In Abraham’s case, tamim came in the form of a command: “Walk before me and be whole” (Gen. 17:1). He receives this command when he is still only Abram, and immediately after this command, he receives the additional letter hey in his name, and becomes Abraham. The tradition teaches that this is no ordinary extra letter, but an addition that signifies that Abraham is whole and complete now that he has entered into partnership with God. Thus, being in a relationship with God, we can gain a spiritual wholeness that may radically change us.
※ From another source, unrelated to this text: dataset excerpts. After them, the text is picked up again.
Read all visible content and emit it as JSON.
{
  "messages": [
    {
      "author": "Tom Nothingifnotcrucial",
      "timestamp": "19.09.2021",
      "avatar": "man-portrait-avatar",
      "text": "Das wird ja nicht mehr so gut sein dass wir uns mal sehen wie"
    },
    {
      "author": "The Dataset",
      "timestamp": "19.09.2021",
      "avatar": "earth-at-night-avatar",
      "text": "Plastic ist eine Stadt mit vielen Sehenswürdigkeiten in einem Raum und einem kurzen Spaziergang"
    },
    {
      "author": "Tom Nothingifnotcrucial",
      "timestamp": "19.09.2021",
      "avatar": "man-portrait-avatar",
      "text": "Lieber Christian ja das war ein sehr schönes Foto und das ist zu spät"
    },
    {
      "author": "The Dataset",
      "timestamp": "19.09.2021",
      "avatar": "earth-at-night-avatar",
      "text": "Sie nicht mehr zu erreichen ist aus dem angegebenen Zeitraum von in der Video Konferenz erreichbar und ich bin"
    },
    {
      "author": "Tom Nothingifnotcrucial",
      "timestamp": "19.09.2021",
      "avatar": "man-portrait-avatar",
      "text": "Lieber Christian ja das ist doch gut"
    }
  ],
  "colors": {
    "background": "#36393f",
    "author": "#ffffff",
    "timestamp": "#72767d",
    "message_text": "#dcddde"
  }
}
Abraham was whole (tamim) because he was willing to be less, to make room, to let God in.
 
And we are told in our parashah, “You must be wholehearted with the Eternal Your God.” Our world is a mess of broken pieces, hearts that are worn and torn, dreams dispossessed rescheduled and canceled, isolation and loneliness abounding, communal burdens shifting to individuals, all amidst sickness and poverty and discord. 
 
Yet we Jews live in two realities, because Judaism is a religion of hope and wholeness. Since we know it could always be worse, we have hope that we can and will remain whole.
 
Our tradition asks, “Which is the higher attainment: greatness or wholeness?” The answer is, “Wholeness!” Here is the proof: if you have two challahs, one large and sliced and one small but whole, you bless the whole one. Thus, wholeness has more value than greatness. So even when you feel small, be brave. Be sound of mind and sound of body. Be tamim, be simple. But most of all, be whole in expressing your truths and needs with God, with those who care about you, and most of all with yourself. Then we can all enter this coming New Year a little more complete then last.